"I expect you misunderstood her. But I'd like to know what first put such nonsense into your head—that Mrs. Dale thought the wood was haunted. Can't you remember exactly what she did say?"

"She said something about the gentleman's being killed here, and she wondered at the people coming a Sundays like they used to."

"Was that all?"

"No, she said something about it would serve them right for their pains if they saw the gentleman's ghost."

Dale grunted. "That was just her joke. There are no such things as ghosts."

"Aren't there?" Norah laughed softly and happily, and snuggled down again with her face against his jacket. "You aren't a ghost—though you made me jump, yes, you did. But I wasn't afraid of you."

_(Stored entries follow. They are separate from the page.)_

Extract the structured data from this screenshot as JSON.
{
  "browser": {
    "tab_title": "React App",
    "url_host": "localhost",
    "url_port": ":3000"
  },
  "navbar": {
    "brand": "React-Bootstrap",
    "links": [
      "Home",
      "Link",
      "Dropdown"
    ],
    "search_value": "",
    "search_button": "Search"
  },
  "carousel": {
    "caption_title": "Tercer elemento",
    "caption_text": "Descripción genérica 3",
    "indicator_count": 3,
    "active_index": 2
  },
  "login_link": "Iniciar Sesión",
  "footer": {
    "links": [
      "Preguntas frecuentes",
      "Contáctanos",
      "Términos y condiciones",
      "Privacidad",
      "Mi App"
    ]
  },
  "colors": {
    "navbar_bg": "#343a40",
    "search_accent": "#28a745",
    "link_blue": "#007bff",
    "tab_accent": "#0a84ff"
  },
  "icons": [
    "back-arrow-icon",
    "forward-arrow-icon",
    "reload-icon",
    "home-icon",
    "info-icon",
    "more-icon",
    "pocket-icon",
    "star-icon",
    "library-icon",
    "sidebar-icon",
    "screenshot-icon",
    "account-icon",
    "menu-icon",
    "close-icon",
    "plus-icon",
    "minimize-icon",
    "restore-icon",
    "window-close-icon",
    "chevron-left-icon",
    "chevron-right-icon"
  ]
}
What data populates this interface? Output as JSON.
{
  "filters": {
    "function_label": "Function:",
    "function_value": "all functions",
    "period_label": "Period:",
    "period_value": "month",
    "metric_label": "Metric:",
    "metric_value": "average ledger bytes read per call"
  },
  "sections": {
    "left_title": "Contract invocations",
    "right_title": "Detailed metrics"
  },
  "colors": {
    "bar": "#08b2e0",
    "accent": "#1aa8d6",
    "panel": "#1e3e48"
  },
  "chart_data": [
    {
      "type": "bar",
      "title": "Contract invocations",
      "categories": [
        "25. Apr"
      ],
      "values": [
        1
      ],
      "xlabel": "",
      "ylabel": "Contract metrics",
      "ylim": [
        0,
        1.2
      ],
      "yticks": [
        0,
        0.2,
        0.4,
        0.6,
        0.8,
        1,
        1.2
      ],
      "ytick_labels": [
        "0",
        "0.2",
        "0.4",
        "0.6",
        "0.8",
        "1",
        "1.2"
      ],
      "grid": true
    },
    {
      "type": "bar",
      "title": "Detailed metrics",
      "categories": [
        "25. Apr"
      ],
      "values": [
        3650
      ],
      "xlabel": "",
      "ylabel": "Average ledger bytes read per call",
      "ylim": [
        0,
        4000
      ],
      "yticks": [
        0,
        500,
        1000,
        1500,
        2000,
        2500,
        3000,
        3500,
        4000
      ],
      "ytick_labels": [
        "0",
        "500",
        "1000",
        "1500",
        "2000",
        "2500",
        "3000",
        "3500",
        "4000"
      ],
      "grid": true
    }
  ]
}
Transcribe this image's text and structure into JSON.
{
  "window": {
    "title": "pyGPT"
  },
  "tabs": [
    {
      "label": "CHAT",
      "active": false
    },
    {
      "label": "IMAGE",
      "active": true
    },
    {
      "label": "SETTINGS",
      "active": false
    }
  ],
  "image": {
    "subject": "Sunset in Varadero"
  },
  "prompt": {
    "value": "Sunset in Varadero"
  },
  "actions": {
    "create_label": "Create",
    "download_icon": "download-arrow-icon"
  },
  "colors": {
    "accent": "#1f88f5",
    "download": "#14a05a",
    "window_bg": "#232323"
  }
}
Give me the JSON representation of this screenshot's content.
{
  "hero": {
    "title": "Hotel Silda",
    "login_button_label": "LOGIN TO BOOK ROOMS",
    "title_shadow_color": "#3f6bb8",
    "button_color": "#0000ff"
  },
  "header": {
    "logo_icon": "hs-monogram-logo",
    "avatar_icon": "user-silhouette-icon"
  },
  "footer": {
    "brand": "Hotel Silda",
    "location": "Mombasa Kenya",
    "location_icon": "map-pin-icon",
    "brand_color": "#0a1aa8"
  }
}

"Hush," he muttered. "Norah, don't go on—don't." His hands were still on the tree, rigidly fixed there, and he sat bolt upright, staring out over her head.

"Why not? You said I might tell my secrets. I wasn't afraid. I thought 'Oh, aren't I glad I done what Mrs. Dale told me not to—and come into my wondersome, wondersome wood, and drawn you after me!'"

"Norah, stop."

"Why? You're glad too, aren't you? I know you are. I knew it when you came walking so tall and so quiet; an' I thought 'This is it—what I always hoped for—wonders to happen to me in Hadleigh Wood.' But I was afraid of the wood once—more afraid than Granny knew. I wouldn't tell her."